Tropes and archetypes are useful because they reflect reality in some way. They're actually how we see the world. When information is scarce or coming in too fast to process, our brains do a fast-approximation and fit the people and places around us into iconography drawn from our past experience. If you've seen one bearded, bald-headed biker dude, your brain makes a fuzzy image of that, and then fits all the other biker dudes you meet into that iconography. This iconography is overwritten as more data comes in, and that biker dude becomes Dave Jorgenson, the Weekend Warrior with strong opinions on barbecue sauce, but the iconography remains in your head. The tropes and archetypes become tools in the toolbox your brain uses to understand the world.
The amazing thing about fiction is that it allows us to gain understanding of new archetypes without experiencing them directly. We live the lives of fictional characters, and because those characters and the stories they inhabit reflect reality, we gain an understanding of the real world.
This might sound outlandish because fiction itself can be pretty outlandish, but fiction reflects reality, and you know it reflects reality because it gets popular when it resonates people and it gets iterated upon as people take the tropes out of the original story and use them to tell entirely new stories. That only happens when a trope contains an element of truth to it.
Lets take an extreme example: The mad scientist. For decades, popular culture was obsessed with the mad scientist. From when Mary Shelley penned the adventures of Doctor Frankenstein and HG Wells wrote about Dr. Moreau to the schlocky B-movies of the 1950s, the mad scientist was all the rage. And while there were no scientists turning corpses into jigsaw puzzles, the universities were filled with scientists and academics who insisted that God was dead and it was time to make the Modern Man, and scientists were dreaming of superweapons that previous generations had never dreamed possible, and more academics dreaming up new ideas and new inventions that would forever change the world.
I wonder if the Mad Scientist trope declined in popularity because we reached the point where we could no longer remember the world that was, and smart scientists with big ideas became passe.

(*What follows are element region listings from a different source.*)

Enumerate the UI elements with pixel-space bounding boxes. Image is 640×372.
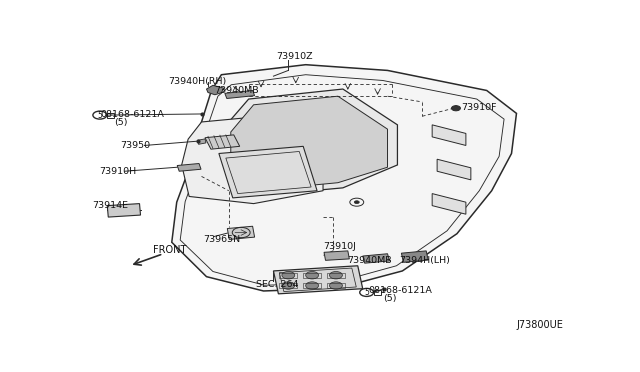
Circle shape (451, 106, 460, 111)
Polygon shape (177, 164, 201, 171)
Polygon shape (224, 89, 397, 196)
Text: 73910F: 73910F (461, 103, 497, 112)
Text: 5: 5 (364, 288, 369, 297)
Text: SEC. 264: SEC. 264 (256, 280, 299, 289)
Polygon shape (363, 254, 390, 263)
Text: 08168-6121A: 08168-6121A (369, 286, 433, 295)
Polygon shape (273, 266, 363, 294)
Polygon shape (108, 203, 141, 217)
Text: FRONT: FRONT (154, 245, 187, 255)
Polygon shape (324, 251, 349, 260)
Text: 73910J: 73910J (323, 242, 356, 251)
Circle shape (330, 282, 342, 289)
Text: 5: 5 (97, 110, 102, 120)
Circle shape (306, 282, 319, 289)
Polygon shape (225, 90, 255, 99)
Text: (5): (5) (383, 295, 397, 304)
Polygon shape (227, 226, 255, 240)
Text: 73910Z: 73910Z (276, 52, 312, 61)
Polygon shape (401, 251, 428, 262)
Polygon shape (231, 96, 388, 191)
Text: 73910H: 73910H (99, 167, 136, 176)
Polygon shape (432, 125, 466, 145)
Circle shape (306, 272, 319, 279)
Text: 73940MB: 73940MB (214, 86, 259, 95)
Text: 7394H(LH): 7394H(LH) (399, 256, 451, 264)
Text: 73965N: 73965N (203, 235, 240, 244)
Text: 73940MB: 73940MB (347, 256, 392, 264)
Text: 08168-6121A: 08168-6121A (101, 110, 164, 119)
Polygon shape (432, 193, 466, 214)
Text: 73950: 73950 (121, 141, 151, 150)
Circle shape (282, 282, 295, 289)
Polygon shape (207, 85, 224, 95)
Text: 73914E: 73914E (92, 201, 129, 210)
Circle shape (282, 272, 295, 279)
Polygon shape (219, 146, 317, 198)
Polygon shape (437, 159, 471, 180)
Text: J73800UE: J73800UE (516, 320, 563, 330)
Polygon shape (205, 135, 240, 149)
Circle shape (355, 201, 359, 203)
Polygon shape (198, 139, 206, 144)
Text: 73940H(RH): 73940H(RH) (168, 77, 227, 86)
Polygon shape (182, 113, 323, 203)
Text: (5): (5) (114, 118, 127, 127)
Circle shape (330, 272, 342, 279)
Polygon shape (172, 65, 516, 291)
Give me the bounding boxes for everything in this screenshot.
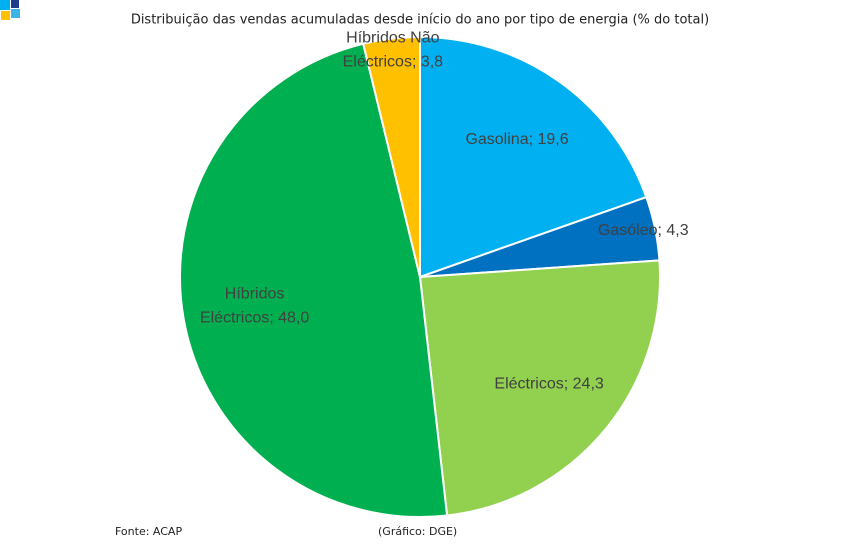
slice-label: Híbridos Não Eléctricos; 3,8 (343, 30, 444, 71)
slice-label: Híbridos Eléctricos; 48,0 (200, 286, 309, 327)
source: Fonte: ACAP (115, 525, 182, 538)
slice-label: Gasolina; 19,6 (465, 131, 568, 148)
chart-title: Distribuição das vendas acumuladas desde… (131, 13, 709, 28)
pie-slice (418, 259, 661, 517)
pie-slice (362, 35, 421, 278)
slice-label: Gasóleo; 4,3 (598, 222, 689, 239)
slice-label: Eléctricos; 24,3 (494, 376, 603, 393)
logo (0, 0, 20, 20)
pie-slice (179, 42, 449, 518)
credit: (Gráfico: DGE) (378, 525, 457, 538)
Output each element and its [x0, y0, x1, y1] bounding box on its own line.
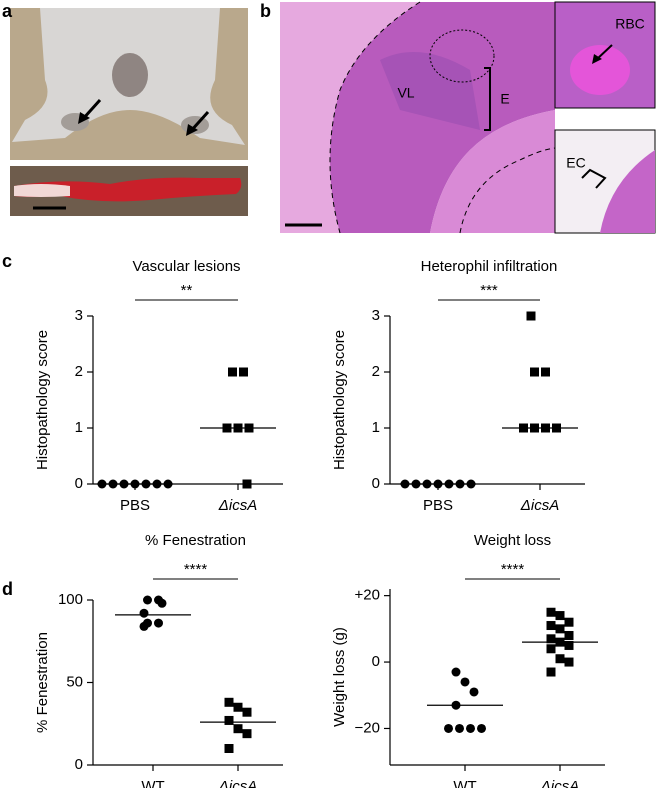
point: [477, 723, 486, 733]
point: [546, 644, 556, 654]
point: [444, 723, 453, 733]
y-tick-label: 100: [58, 591, 83, 608]
x-tick-label: PBS: [120, 497, 150, 514]
label-rbc: RBC: [615, 16, 645, 32]
x-tick-label: ΔicsA: [520, 497, 559, 514]
panel-label: d: [2, 579, 13, 599]
point: [157, 598, 167, 608]
y-tick-label: 0: [372, 475, 380, 492]
point: [466, 723, 475, 733]
label-vl: VL: [397, 85, 414, 101]
y-tick-label: 0: [75, 756, 83, 773]
point: [239, 367, 248, 377]
y-axis-label: % Fenestration: [34, 632, 51, 733]
point: [228, 367, 237, 377]
point: [224, 697, 234, 707]
y-tick-label: 1: [75, 419, 83, 436]
point: [154, 618, 163, 628]
point: [233, 724, 243, 734]
significance-label: ****: [501, 561, 525, 578]
y-tick-label: 0: [75, 475, 83, 492]
x-tick-label: ΔicsA: [218, 778, 257, 788]
histology-image: VL E RBC EC: [280, 1, 656, 234]
panel-label: b: [260, 1, 271, 21]
point: [564, 657, 574, 667]
photo-intestine: [10, 166, 248, 216]
point: [455, 723, 464, 733]
point: [526, 311, 536, 321]
y-tick-label: 3: [75, 307, 83, 324]
label-e: E: [500, 91, 509, 107]
y-tick-label: 2: [372, 363, 380, 380]
significance-label: ****: [184, 561, 208, 578]
y-axis-label: Histopathology score: [34, 330, 51, 470]
point: [242, 479, 252, 489]
chart-title: Vascular lesions: [132, 258, 240, 275]
point: [139, 621, 149, 631]
y-tick-label: 3: [372, 307, 380, 324]
y-axis-label: Weight loss (g): [331, 627, 348, 727]
point: [224, 715, 234, 725]
y-tick-label: 0: [372, 653, 380, 670]
y-tick-label: 1: [372, 419, 380, 436]
y-tick-label: 50: [66, 673, 83, 690]
significance-label: ***: [480, 282, 498, 299]
point: [555, 611, 565, 621]
point: [460, 677, 470, 687]
x-tick-label: WT: [141, 778, 164, 788]
x-tick-label: WT: [453, 778, 476, 788]
chart-title: Weight loss: [474, 532, 551, 549]
y-tick-label: +20: [355, 587, 380, 604]
point: [546, 634, 556, 644]
point: [555, 624, 565, 634]
y-axis-label: Histopathology score: [331, 330, 348, 470]
point: [139, 608, 149, 618]
point: [541, 367, 550, 377]
chart-title: Heterophil infiltration: [421, 258, 558, 275]
point: [530, 367, 539, 377]
point: [546, 621, 556, 631]
y-tick-label: 2: [75, 363, 83, 380]
photo-mouse: [10, 8, 248, 160]
panel-label: c: [2, 251, 12, 271]
point: [451, 667, 461, 677]
point: [564, 630, 574, 640]
label-ec: EC: [566, 155, 585, 171]
chart-title: % Fenestration: [145, 532, 246, 549]
point: [143, 595, 152, 605]
point: [242, 707, 252, 717]
x-tick-label: ΔicsA: [218, 497, 257, 514]
point: [564, 617, 574, 627]
point: [242, 729, 252, 739]
x-tick-label: PBS: [423, 497, 453, 514]
point: [555, 654, 565, 664]
point: [546, 607, 556, 617]
point: [233, 702, 243, 712]
point: [546, 667, 556, 677]
point: [224, 744, 234, 753]
significance-label: **: [181, 282, 193, 299]
point: [469, 687, 479, 697]
x-tick-label: ΔicsA: [540, 778, 579, 788]
panel-label: a: [2, 1, 13, 21]
point: [564, 640, 574, 650]
y-tick-label: −20: [355, 719, 380, 736]
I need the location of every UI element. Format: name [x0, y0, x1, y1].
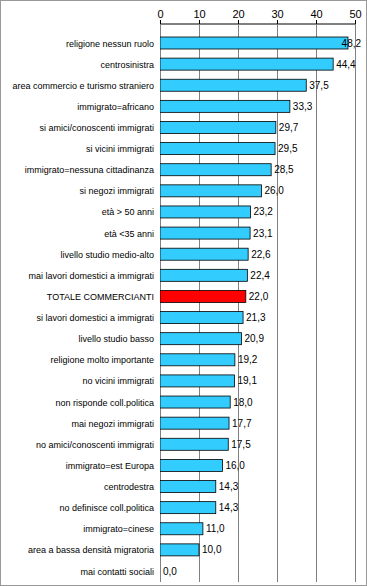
- tick-label: 30: [271, 8, 283, 20]
- bar: [160, 185, 261, 197]
- category-label: mai contatti sociali: [80, 567, 154, 577]
- data-label: 21,3: [246, 312, 266, 323]
- data-label: 11,0: [206, 523, 225, 534]
- tick-label: 40: [310, 8, 322, 20]
- bar: [160, 312, 243, 324]
- tick: [316, 20, 317, 24]
- data-label: 29,7: [279, 122, 299, 133]
- tick-label: 0: [157, 8, 163, 20]
- data-label: 48,2: [342, 38, 362, 49]
- grid-line: [355, 24, 356, 582]
- data-label: 33,3: [293, 101, 313, 112]
- bar: [160, 58, 333, 70]
- bar: [160, 417, 229, 429]
- category-label: centrosinistra: [100, 60, 154, 70]
- data-label: 16,0: [225, 460, 245, 471]
- bar: [160, 269, 247, 281]
- tick: [160, 20, 161, 24]
- data-label: 19,2: [238, 354, 258, 365]
- data-label: 29,5: [278, 143, 298, 154]
- data-label: 10,0: [202, 544, 222, 555]
- bars: [160, 37, 348, 556]
- category-label: TOTALE COMMERCIANTI: [47, 292, 154, 302]
- data-label: 44,4: [336, 59, 356, 70]
- bar: [160, 565, 161, 577]
- bar: [160, 248, 248, 260]
- category-label: si lavori domestici a immigrati: [36, 313, 154, 323]
- data-label: 22,4: [250, 270, 270, 281]
- category-label: area a bassa densità migratoria: [28, 545, 154, 555]
- data-label: 17,7: [232, 418, 252, 429]
- tick: [238, 20, 239, 24]
- category-label: centrodestra: [104, 482, 154, 492]
- bar: [160, 544, 199, 556]
- category-label: non risponde coll.politica: [55, 398, 154, 408]
- category-label: immigrato=est Europa: [66, 461, 154, 471]
- category-label: no amici/conoscenti immigrati: [36, 440, 154, 450]
- category-label: immigrato=cinese: [83, 524, 154, 534]
- category-label: religione nessun ruolo: [66, 39, 154, 49]
- data-label: 22,0: [249, 291, 269, 302]
- bar: [160, 396, 230, 408]
- data-label: 26,0: [264, 185, 284, 196]
- data-label: 0,0: [163, 566, 177, 577]
- chart: 0 10 20 30 40 50 religione nessun ruolo 48,2 cen…: [0, 0, 367, 586]
- category-label: immigrato=africano: [77, 102, 154, 112]
- category-label: mai lavori domestici a immigrati: [28, 271, 154, 281]
- tick: [277, 20, 278, 24]
- bar: [160, 79, 306, 91]
- bar: [160, 206, 250, 218]
- bar: [160, 375, 234, 387]
- data-label: 22,6: [251, 249, 271, 260]
- data-label: 23,1: [253, 228, 273, 239]
- grid-line: [316, 24, 317, 582]
- bar: [160, 459, 222, 471]
- category-label: no definisce coll.politica: [59, 503, 154, 513]
- category-label: no vicini immigrati: [82, 376, 154, 386]
- data-label: 19,1: [237, 375, 257, 386]
- bar: [160, 354, 235, 366]
- bar: [160, 121, 276, 133]
- x-axis: [160, 24, 355, 25]
- bar: [160, 481, 216, 493]
- frame: [1, 1, 367, 586]
- data-label: 14,3: [219, 502, 239, 513]
- category-label: si amici/conoscenti immigrati: [39, 123, 154, 133]
- category-label: immigrato=nessuna cittadinanza: [25, 165, 154, 175]
- tick: [355, 20, 356, 24]
- data-label: 18,0: [233, 397, 253, 408]
- category-label: età > 50 anni: [102, 207, 154, 217]
- bar: [160, 100, 290, 112]
- bar: [160, 290, 246, 302]
- data-label: 37,5: [309, 80, 329, 91]
- bar: [160, 37, 348, 49]
- category-label: si negozi immigrati: [79, 186, 154, 196]
- category-label: si vicini immigrati: [86, 144, 154, 154]
- data-label: 14,3: [219, 481, 239, 492]
- category-label: livello studio medio-alto: [60, 250, 154, 260]
- category-label: livello studio basso: [78, 334, 154, 344]
- bar: [160, 502, 216, 514]
- tick-label: 20: [232, 8, 244, 20]
- bar: [160, 143, 275, 155]
- data-label: 20,9: [245, 333, 265, 344]
- tick-label: 10: [193, 8, 205, 20]
- data-label: 28,5: [274, 164, 294, 175]
- bar: [160, 438, 228, 450]
- bar: [160, 523, 203, 535]
- category-label: religione molto importante: [50, 355, 154, 365]
- tick-label: 50: [349, 8, 361, 20]
- bar: [160, 227, 250, 239]
- bar: [160, 164, 271, 176]
- data-label: 23,2: [253, 206, 273, 217]
- data-label: 17,5: [231, 439, 251, 450]
- bar: [160, 333, 242, 345]
- tick: [199, 20, 200, 24]
- category-label: età <35 anni: [104, 229, 154, 239]
- category-label: area commercio e turismo straniero: [12, 81, 154, 91]
- category-label: mai negozi immigrati: [71, 419, 154, 429]
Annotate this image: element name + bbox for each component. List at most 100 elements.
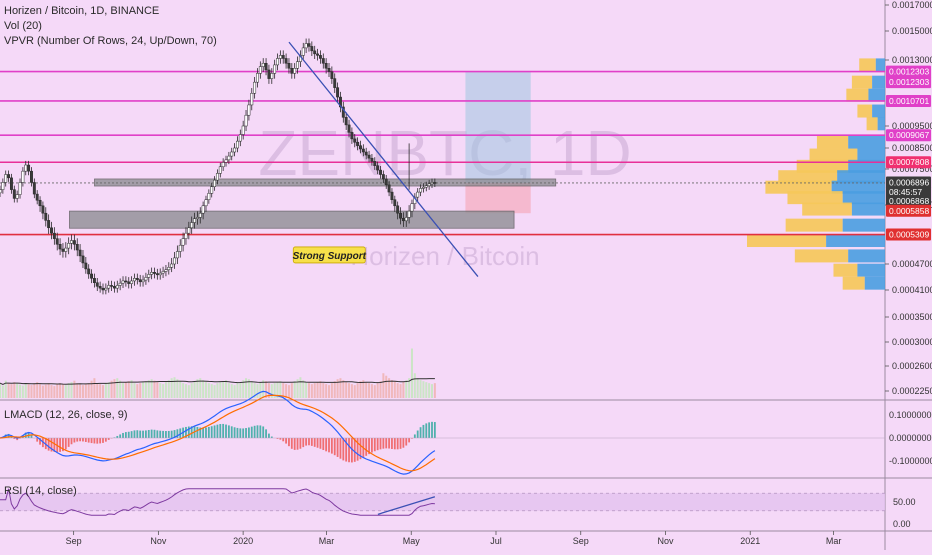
price-tick-label: 0.0002600 xyxy=(892,361,932,371)
volume-bar xyxy=(317,382,319,398)
volume-bar xyxy=(33,383,35,398)
vpvr-up-bar xyxy=(786,219,843,232)
volume-bar xyxy=(225,380,227,398)
vpvr-down-bar xyxy=(872,76,885,89)
lmacd-histogram-bar xyxy=(36,438,38,442)
volume-bar xyxy=(108,382,110,398)
candle-body xyxy=(159,273,161,275)
candle-body xyxy=(73,241,75,245)
vpvr-down-bar xyxy=(843,219,885,232)
lmacd-histogram-bar xyxy=(162,431,164,438)
candle-body xyxy=(196,217,198,218)
volume-bar xyxy=(79,384,81,398)
volume-bar xyxy=(182,383,184,398)
vpvr-legend[interactable]: VPVR (Number Of Rows, 24, Up/Down, 70) xyxy=(4,34,217,48)
rsi-label: RSI (14, close) xyxy=(4,485,77,497)
volume-bar xyxy=(385,376,387,398)
candle-body xyxy=(10,178,12,190)
volume-bar xyxy=(13,382,15,398)
candle-body xyxy=(30,171,32,182)
candle-body xyxy=(96,283,98,287)
candle-body xyxy=(185,233,187,238)
lmacd-histogram-bar xyxy=(254,426,256,438)
lmacd-histogram-bar xyxy=(377,438,379,450)
lmacd-histogram-bar xyxy=(314,438,316,447)
symbol-legend[interactable]: Horizen / Bitcoin, 1D, BINANCE xyxy=(4,4,159,18)
vpvr-down-bar xyxy=(872,105,885,118)
volume-bar xyxy=(191,383,193,398)
resistance-zone[interactable] xyxy=(94,179,555,186)
lmacd-legend[interactable]: LMACD (12, 26, close, 9) xyxy=(4,408,128,422)
candle-body xyxy=(139,280,141,282)
position-target-box[interactable] xyxy=(465,72,530,183)
price-tick-label: 0.0008500 xyxy=(892,143,932,153)
price-tick-label: 0.0017000 xyxy=(892,0,932,10)
candle-body xyxy=(76,244,78,250)
lmacd-histogram-bar xyxy=(168,431,170,438)
time-tick-label: Mar xyxy=(826,536,842,546)
volume-bar xyxy=(96,383,98,398)
lmacd-histogram-bar xyxy=(145,430,147,438)
lmacd-histogram-bar xyxy=(219,424,221,438)
volume-bar xyxy=(422,381,424,398)
candle-body xyxy=(25,165,27,171)
lmacd-histogram-bar xyxy=(68,438,70,447)
candle-body xyxy=(268,70,270,79)
candle-body xyxy=(368,155,370,158)
volume-bar xyxy=(374,385,376,398)
volume-bar xyxy=(36,382,38,398)
candle-body xyxy=(362,149,364,152)
price-tick-label: 0.0013000 xyxy=(892,55,932,65)
lmacd-histogram-bar xyxy=(262,426,264,438)
candle-body xyxy=(279,55,281,58)
candle-body xyxy=(336,88,338,97)
candle-body xyxy=(93,278,95,282)
volume-bar xyxy=(145,381,147,398)
volume-bar xyxy=(156,382,158,398)
volume-bar xyxy=(434,383,436,398)
candle-body xyxy=(145,277,147,280)
candle-body xyxy=(365,152,367,155)
lmacd-histogram-bar xyxy=(239,428,241,438)
volume-bar xyxy=(2,386,4,398)
volume-bar xyxy=(30,385,32,398)
candle-body xyxy=(216,173,218,180)
lmacd-histogram-bar xyxy=(154,430,156,438)
volume-bar xyxy=(174,377,176,398)
lmacd-histogram-bar xyxy=(171,431,173,438)
vol-legend[interactable]: Vol (20) xyxy=(4,19,42,33)
lmacd-histogram-bar xyxy=(268,434,270,438)
price-tick-label: 0.0015000 xyxy=(892,26,932,36)
volume-bar xyxy=(236,383,238,398)
lmacd-tick-label: 0.0000000 xyxy=(889,433,932,443)
candle-body xyxy=(150,272,152,274)
candle-body xyxy=(16,195,18,199)
lmacd-histogram-bar xyxy=(311,438,313,446)
time-tick-label: Sep xyxy=(573,536,589,546)
candle-body xyxy=(405,217,407,220)
volume-bar xyxy=(208,383,210,398)
lmacd-histogram-bar xyxy=(414,434,416,438)
rsi-legend[interactable]: RSI (14, close) xyxy=(4,484,77,498)
candle-body xyxy=(90,274,92,278)
time-tick-label: Jul xyxy=(490,536,502,546)
rsi-tick-label: 50.00 xyxy=(893,497,916,507)
position-stop-box[interactable] xyxy=(465,183,530,213)
volume-bar xyxy=(308,383,310,398)
volume-bar xyxy=(428,383,430,398)
volume-bar xyxy=(56,384,58,398)
volume-bar xyxy=(188,385,190,398)
lmacd-histogram-bar xyxy=(428,422,430,438)
volume-bar xyxy=(136,384,138,398)
candle-body xyxy=(176,251,178,257)
candle-body xyxy=(222,162,224,166)
lmacd-histogram-bar xyxy=(431,422,433,438)
candle-body xyxy=(325,63,327,68)
support-zone[interactable] xyxy=(69,211,514,228)
vpvr-down-bar xyxy=(876,58,885,71)
lmacd-histogram-bar xyxy=(208,427,210,438)
volume-bar xyxy=(22,386,24,398)
volume-bar xyxy=(339,378,341,398)
candle-body xyxy=(354,139,356,142)
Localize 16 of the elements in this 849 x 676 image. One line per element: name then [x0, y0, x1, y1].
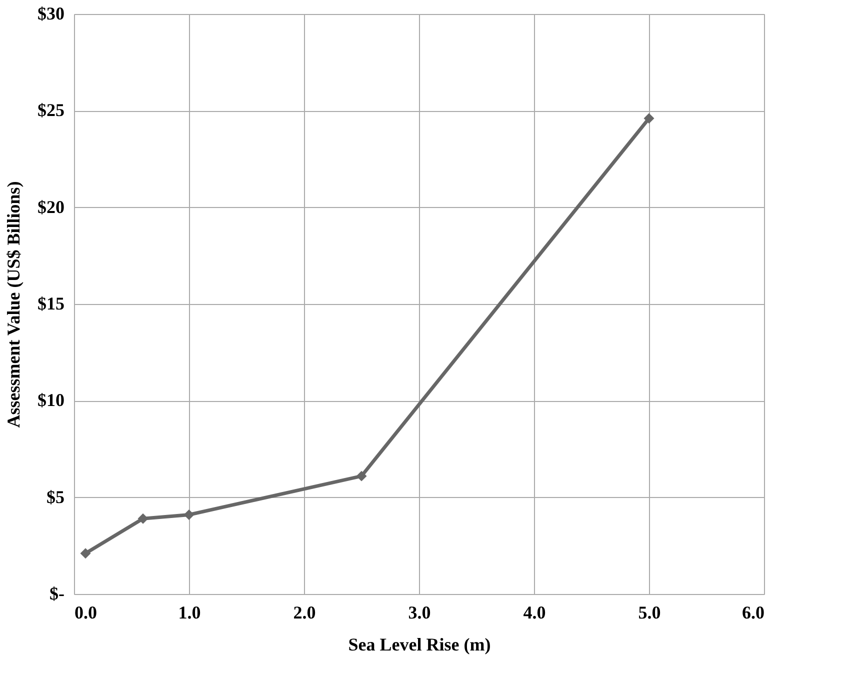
- y-tick-label: $15: [38, 294, 64, 314]
- y-tick-label: $30: [38, 4, 64, 24]
- y-tick-label: $-: [50, 584, 64, 604]
- x-tick-label: 3.0: [408, 602, 431, 622]
- x-tick-label: 2.0: [293, 602, 316, 622]
- x-tick-label: 0.0: [74, 602, 97, 622]
- y-tick-label: $25: [38, 100, 64, 120]
- x-axis-title: Sea Level Rise (m): [348, 634, 491, 654]
- x-tick-label: 6.0: [742, 602, 764, 622]
- y-tick-label: $10: [38, 390, 64, 410]
- y-tick-label: $5: [46, 486, 64, 507]
- x-tick-label: 4.0: [523, 602, 546, 622]
- y-axis-title: Assessment Value (US$ Billions): [4, 181, 24, 428]
- y-tick-label: $20: [38, 196, 64, 217]
- x-tick-label: 1.0: [178, 602, 201, 622]
- x-tick-label: 5.0: [638, 602, 661, 622]
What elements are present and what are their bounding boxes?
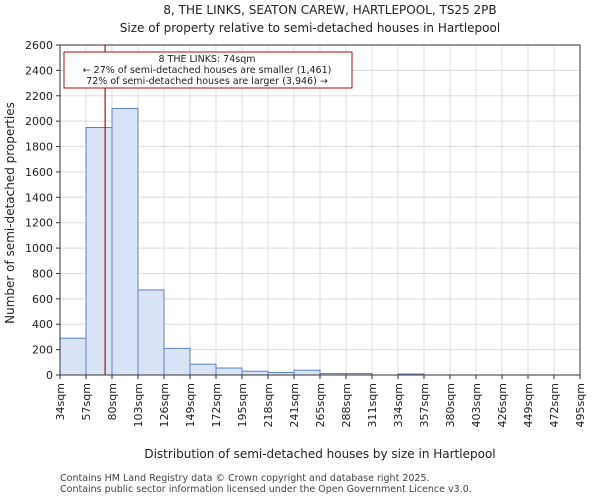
annotation-line-3: 72% of semi-detached houses are larger (… bbox=[86, 76, 328, 87]
x-tick-label: 311sqm bbox=[366, 383, 379, 427]
bar-80sqm bbox=[111, 107, 139, 376]
bar-126sqm bbox=[163, 347, 191, 376]
bar-195sqm bbox=[241, 370, 269, 376]
y-tick-label: 600 bbox=[32, 293, 53, 306]
annotation-box: 8 THE LINKS: 74sqm ← 27% of semi-detache… bbox=[63, 51, 353, 89]
x-tick-label: 334sqm bbox=[392, 383, 405, 427]
x-tick-label: 149sqm bbox=[184, 383, 197, 427]
x-tick-label: 449sqm bbox=[522, 383, 535, 427]
bar-57sqm bbox=[85, 127, 113, 376]
x-tick-label: 380sqm bbox=[444, 383, 457, 427]
x-tick-label: 288sqm bbox=[340, 383, 353, 427]
bar-34sqm bbox=[59, 337, 87, 376]
y-tick-label: 1000 bbox=[25, 242, 53, 255]
x-tick-label: 80sqm bbox=[106, 383, 119, 420]
bar-103sqm bbox=[137, 289, 165, 376]
annotation-line-1: 8 THE LINKS: 74sqm bbox=[158, 54, 255, 65]
y-tick-label: 200 bbox=[32, 344, 53, 357]
x-tick-label: 426sqm bbox=[496, 383, 509, 427]
chart-title: 8, THE LINKS, SEATON CAREW, HARTLEPOOL, … bbox=[163, 3, 496, 17]
x-tick-label: 357sqm bbox=[418, 383, 431, 427]
y-tick-label: 2400 bbox=[25, 64, 53, 77]
y-tick-label: 1600 bbox=[25, 166, 53, 179]
x-axis-label: Distribution of semi-detached houses by … bbox=[144, 447, 495, 461]
y-tick-label: 1400 bbox=[25, 191, 53, 204]
y-axis-label: Number of semi-detached properties bbox=[3, 102, 17, 324]
x-tick-label: 218sqm bbox=[262, 383, 275, 427]
bar-172sqm bbox=[215, 367, 243, 376]
chart-subtitle: Size of property relative to semi-detach… bbox=[120, 21, 500, 35]
footer-line-2: Contains public sector information licen… bbox=[60, 484, 472, 495]
x-tick-label: 495sqm bbox=[574, 383, 587, 427]
x-tick-label: 126sqm bbox=[158, 383, 171, 427]
annotation-line-2: ← 27% of semi-detached houses are smalle… bbox=[83, 65, 332, 76]
bar-241sqm bbox=[293, 369, 321, 376]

Anyhow, fiction becomes trope-ey for two reasons. The first is when the author doesn't fill in the details. A mad scientist is just a mad scientist with a laboratory, and there's no detail to make him different and no effort to integrate him into the setting. Lacking that detail, he's just a plot device, not a human being. The other reason is when a trope gets so debased, it doesn't feel real anymore. It reflects some wishful reality that doesn't fit human experience. You see this more in woke or utopian fiction, where the author isn't concerned with telling a story so much as pushing an ideology.